Nucor Corporation announced third quarter of 2018 consolidated net earnings of $676.7 million, or $2.13 per diluted share. Included in the third quarter of 2018 earnings is a non-cash impairment charge of $110.0 million, or $0.26 per diluted share, related to producing natural gas well assets.


This impairment charge was not included in their quantitative guidance range provided on September 14, 2018. By comparison, Nucor reported consolidated net earnings of $683.2 million, or $2.13 per diluted share, for the second quarter of 2018 and $254.9 million, or $0.79 per diluted share, for the third quarter of 2017.

In the first 9 months of 2018, Nucor reported consolidated net earnings of $1.71 billion, or $5.35 per diluted share, compared with consolidated net earnings of $934.8 million, or $2.90 per diluted share, in the first nine months of last year.

“The strong financial performance we have had this year continued into the third quarter, and we are on pace for 2018 to be a record year for earnings,” said John Ferriola, Nucor’s chairman, chief executive officer and president. “Our financial results are evidence that Nucor was primed and ready for this long-awaited upturn in the steel market.
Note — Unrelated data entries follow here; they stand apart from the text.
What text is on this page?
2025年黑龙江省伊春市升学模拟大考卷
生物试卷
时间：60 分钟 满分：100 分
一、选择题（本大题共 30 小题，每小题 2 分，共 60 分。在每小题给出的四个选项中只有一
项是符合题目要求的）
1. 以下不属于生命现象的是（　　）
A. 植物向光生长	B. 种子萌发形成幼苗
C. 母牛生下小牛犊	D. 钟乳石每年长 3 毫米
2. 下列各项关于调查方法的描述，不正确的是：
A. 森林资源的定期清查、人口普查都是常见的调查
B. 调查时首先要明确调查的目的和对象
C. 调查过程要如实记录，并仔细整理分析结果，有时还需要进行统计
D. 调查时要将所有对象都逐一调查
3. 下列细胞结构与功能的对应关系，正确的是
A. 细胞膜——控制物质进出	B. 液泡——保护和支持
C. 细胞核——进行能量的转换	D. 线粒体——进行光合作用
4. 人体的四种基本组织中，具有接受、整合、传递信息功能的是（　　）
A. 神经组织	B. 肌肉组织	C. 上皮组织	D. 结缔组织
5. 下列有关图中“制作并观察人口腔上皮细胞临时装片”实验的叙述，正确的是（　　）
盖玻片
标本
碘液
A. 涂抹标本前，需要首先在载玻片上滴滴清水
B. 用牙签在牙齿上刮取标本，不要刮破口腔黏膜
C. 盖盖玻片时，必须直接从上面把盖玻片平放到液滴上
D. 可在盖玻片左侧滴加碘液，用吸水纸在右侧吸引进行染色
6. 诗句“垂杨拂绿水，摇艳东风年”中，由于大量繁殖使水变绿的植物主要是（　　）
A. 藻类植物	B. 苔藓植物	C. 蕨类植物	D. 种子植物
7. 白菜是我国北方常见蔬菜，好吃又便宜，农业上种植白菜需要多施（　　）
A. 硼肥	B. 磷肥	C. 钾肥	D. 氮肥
Our strategic initiatives, including capital projects, acquisitions and enhanced customer engagement, as well as our active participation in industry trade actions, have solidified our industry leading performance. Our extensive investments have grown our peak earnings power and enhanced our many competitive strengths.”

In the first 9 months of 2018, Nucor’s consolidated net sales increased 24 percent to $18.77 billion, compared with $15.16 billion in last year’s first 9 months. Total tons shipped to outside customers in the first nine months of 2018 were 21,212,000, an increase of 6 percent from the first 9 months of 2017, while average sales price per ton increased 16 percent.

The average scrap and scrap substitute cost per gross ton used during the third quarter of 2018 was $374, a slight increase compared to $373 in the second quarter of 2018 and an increase of 18 percent compared to $317 in the third quarter of 2017. The average scrap and scrap substitute cost per ton used in the first 9 months of 2018 was $361, an increase of 19 percent from $304 in the first 9 months of 2017.

The overall operating rate at their steel mills was 92 percent in the third quarter of 2018, which decreased compared to 95 percent in the second quarter of 2018 and increased compared to 84 percent in the third quarter of 2017. The operating rate for the first 9 months of 2018 increased to 93 percent as compared with 87 percent for the first nine months of 2017.

In September 2018, Nucor’s board of directors approved an investment of $650 million to expand the production capability of Nucor Steel Gallatin, the company’s flat-rolled sheet steel mill located in Ghent, Kentucky. This investment will increase the production capability from 1,600,000 tons to approximately 3,000,000 tons annually and will increase the maximum coil width to approximately 73”. This expansion complements the $176 million investment currently underway to construct a hot band continuous pickle galvanizing line at Nucor Steel Gallatin, which is expected to be operational in the first half of 2019 and will produce approximately 500,000 tons per year of galvanized hot band steel.

Also in September 2018, Nucor’s board of directors declared a cash dividend of $0.38 per share payable on November 9, 2018 to stockholders of record on September 28, 2018. This dividend is Nucor’s 182nd consecutive quarterly cash dividend, a record we expect to continue.

Additionally, in September 2018, the board of directors approved the repurchase of up to $2 billion of the Company’s common stock. Share repurchases will be made from time to time in the open market at prevailing market prices, through private transactions or block trades. The timing and amount of repurchases will depend on market conditions, share price, applicable legal requirements and other factors.